600,000 Japanese Drivers Return Licenses in 2019

To prevent driving accidents involving senior drivers, Japan encourages the voluntary return of drivers' licenses.  In 1998,  the government introduced a system to return licenses.  Last year, 601,022 people in Japan returned their licenses, which was the highest number in any year.  Of those, 350,428 or 58% were people 75 or older. Currently about 30% of all license holders are 65 years or older.

In April 2019, an 87 year old retired high-ranking government official killed a mother and her three year old child when he suddenly accelerated while driving near Ikebukuro Station in Tokyo.  This brought a lot of media attention to the issues involving elderly drivers, which may have been the reason behind so many people returning their licenses last year.  

Since 1997, Japan has had a law requiring drivers age 75 and older to display the Koreisha mark 高齢者マーク (elderly car mark) to indicate  aged person at the wheel.  A person age 70 and over should display the symbol if their age could affect their driving. This is the current required mark:

Are accidents involving elderly drivers a problem where you live? Is there an age limit for driving in your country? Do you think there should be? 

(I do not have a drivers license in Japan.)


Ann said...

We don't but it's something to consider. Of course, we'd need more mass transit.

Jeanie said...

I do think that after a certain time, at least taking a driving test makes sense (in a car, not a written one!)

Vireya said...

My father stopped driving when he was 87, but he didn't cancel his licence, just passed ownership of his car to me. He bought a mobility scooter for short trips, and took a taxi or I drove him places that were further away. After about 6 months he started talking about buying another car, because he was annoyed by the inconvenience. The whole family had been so relieved when he stopped driving, as he was a danger to himself and everyone else. I really didn't want him back on the road.

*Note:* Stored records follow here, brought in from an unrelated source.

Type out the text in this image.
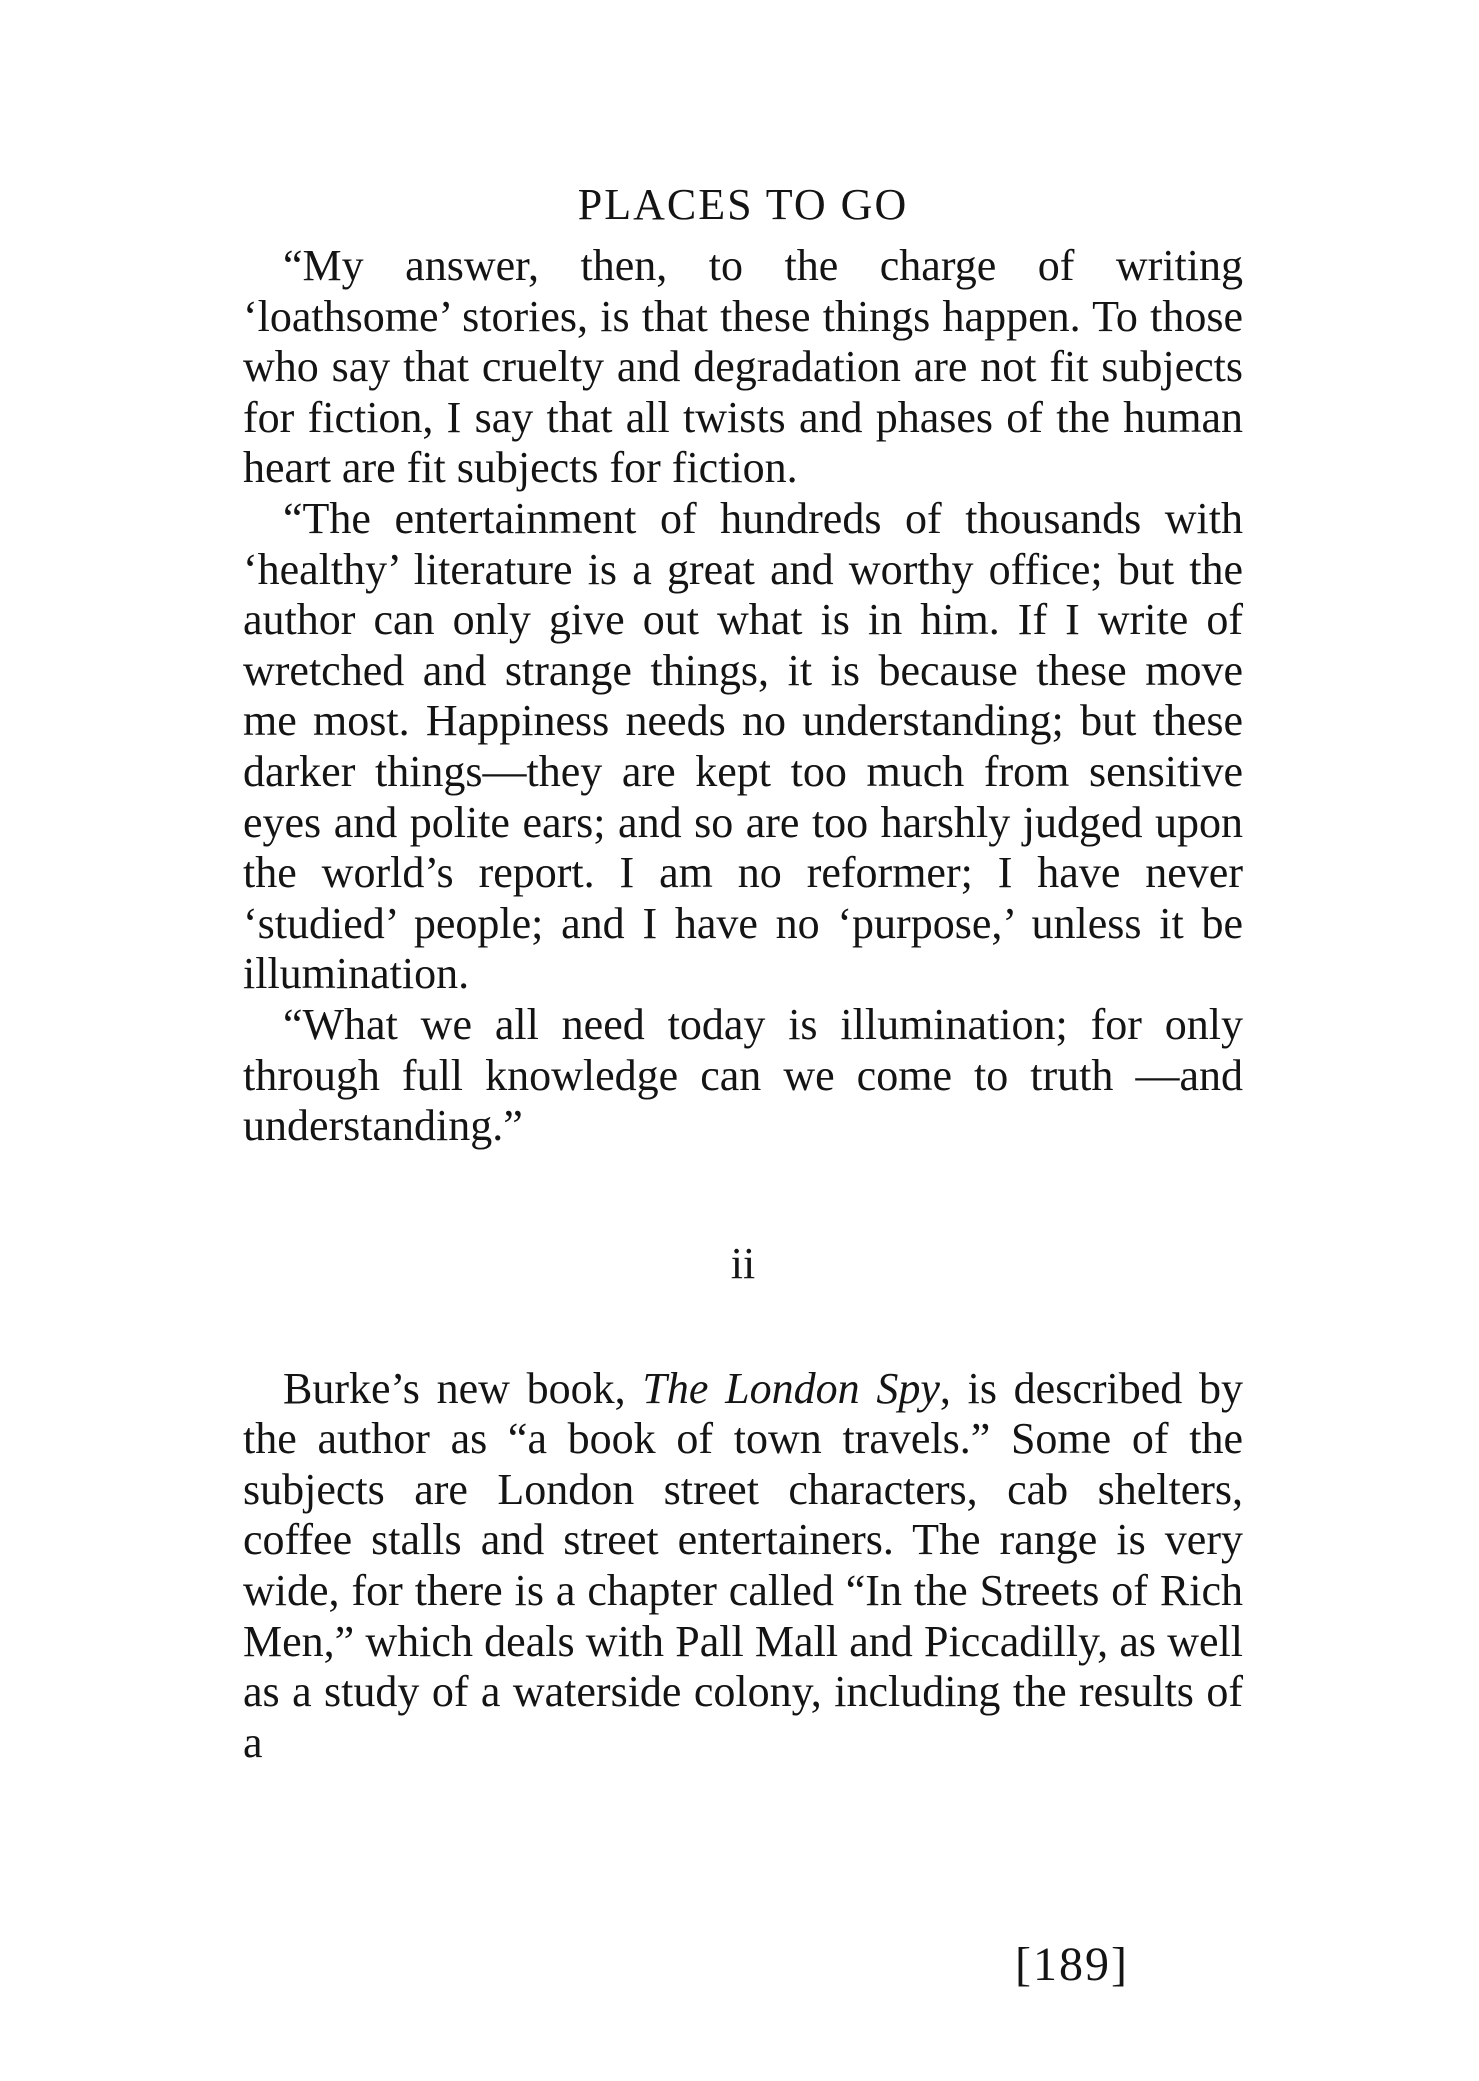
PLACES TO GO

“My answer, then, to the charge of writing ‘loathsome’ stories, is that these things happen. To those who say that cruelty and degradation are not fit subjects for fiction, I say that all twists and phases of the human heart are fit subjects for fiction.

“The entertainment of hundreds of thousands with ‘healthy’ literature is a great and worthy office; but the author can only give out what is in him. If I write of wretched and strange things, it is because these move me most. Happiness needs no understanding; but these darker things—they are kept too much from sensitive eyes and polite ears; and so are too harshly judged upon the world’s report. I am no reformer; I have never ‘studied’ people; and I have no ‘purpose,’ unless it be illumination.

“What we all need today is illumination; for only through full knowledge can we come to truth —and understanding.”

ii

Burke’s new book, The London Spy, is described by the author as “a book of town travels.” Some of the subjects are London street characters, cab shelters, coffee stalls and street entertainers. The range is very wide, for there is a chapter called “In the Streets of Rich Men,” which deals with Pall Mall and Piccadilly, as well as a study of a waterside colony, including the results of a

[189]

In this state you can report elderly drivers who you think are unsafe, and they can be called in for re-testing. So I sent a letter outlining my concerns. The licencing authority dealt with it by offering him a refund if he returned his licence. I don't know if he did that, but he stopped talking about getting another car, so it had the desired effect.

Leonore Winterer said...

We are currently trying to get grandma's brother-in-law to give up driving. He's 84, half-blind and has dementia, so he really shouldn't drive anymore, but he has a hard time giving it up! They are working on laws that require you renewing your license every couple of years now (right now if you get your license once, it's good as long as you live in Germany), and if that happens they could also require a repeat exam and/or eye test when you do renew it, so that might be a step in a good direction.